In this work, two inversion methods are investigated, namely Algebraic Reconstruction Technique (ART) and Born inversion. Born inversion is a non-linear waveform inversion method aiming at solving an integral equation. To increase its performance while keeping the computation time constant, the frequencies used for the reconstruction are chosen randomly over a given bandwidth for each source receiver combination, at the expense of an additional noise in the reconstruction. The sparsity of the reconstruction in the wavelet
domain has been utilized to implement two new regularization methods aiming at reducing this noise. To test and validate the three algorithms (namely ART and Born Inversion with the two regularization methods), a phantom study has been performed with both synthetic and real data. The phantom, made out of agar, is
placed in a square water tank in the centre of a measurement setup designed during this study, allowing to scan the phantom from its four sides.

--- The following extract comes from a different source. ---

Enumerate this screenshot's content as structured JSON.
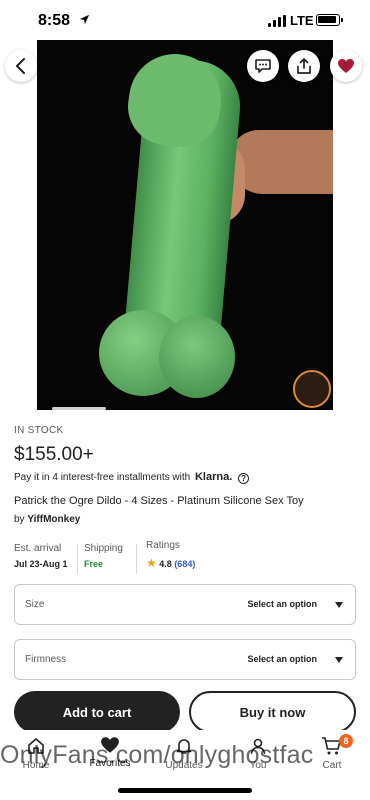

The results of the methods are presented and discussed. ART does not perform well with real data as the assumption on which it relies is not satisfied at the frequencies used in this study. Born inversion is presented with transmission and reflection data, as well as a combination of the two. With synthetic data, both reflections and transmissions give very satisfying results with the help of the regularization. With real data the phantom is correctly imaged by the reflections but the transmissions do not perform well enough to give an accurate speed of sound map.
The knowledge gathered in this work can help building a better measurement setup, with a phantom closer to the breast geometry and internal structure, with which the reconstruction techniques could be tested and further improved.